Он поерзал.
— Значит, это подарок, — озадаченно произнес Билл.
— Вот десять киамов.
Его глаза опять расширились.
— Ох, — сказал он, улыбаясь, — опять они!
— Ну конечно, куда же они денутся. До скорого, Билл!
— Пока, дружище! — Он рванул автомобиль с места так, что из-под колес выстрелил гравий. Я отвернулся и стал подниматься по лестнице.
— Добрый день, яа Сиди, — сказал дворецкий.
— Привет, Юсеф. Я хотел бы видеть Фридлендер Бея.

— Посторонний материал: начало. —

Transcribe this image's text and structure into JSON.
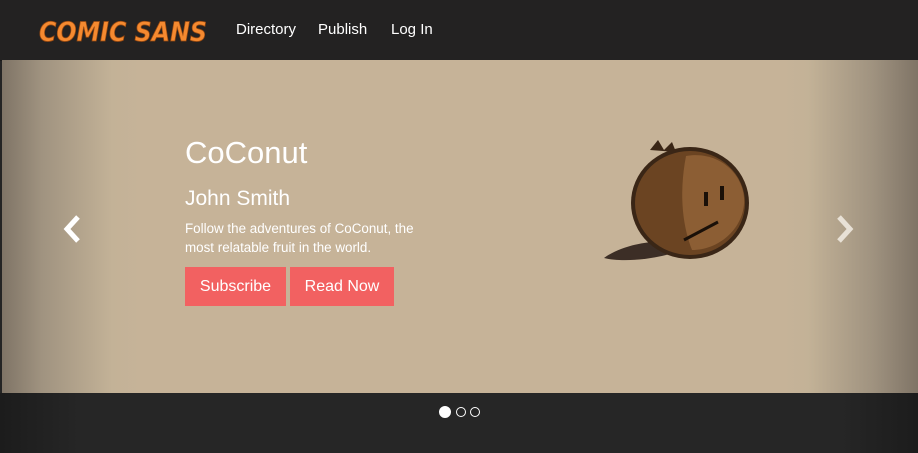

— Да, конечно. Хорошо, что вы дома, сэр.
— Да, спасибо.
К Папочкиным офисам мы пошли по коридору с тонким ковровым покрытием. Воздух был прохладен и сух, и я почувствовал нежное дуновение многочисленных вентиляторов. Вокруг тонко и маняще благоухало ладаном. Свет струился через жалюзи, сложенные из тонких деревянных реек. Мелодично звенели струйки воды; в одном из двориков бил фонтан. У самого входа в зал ожидания я увидел высокую, хорошо одетую женщину: она пересекла холл и поднялась на несколько ступенек. Женщина скромно улыбнулась мне И тут же отвернулась. Ее черные и блестящие, как обсидиан, волосы туго стянуты в узел. Руки были бледными, а пальцы длинными, тонкими, необычайно изящными. С первого взгляда было видно, что у этой женщины есть стиль и манеры. Но вместе с тем чувствовалось, что при необходимости она может стать коварной й жестокой.
— Кто это был, Юсеф? — спросил я. Он обернулся ко мне, нахмурившись:
— Это Умм Саад.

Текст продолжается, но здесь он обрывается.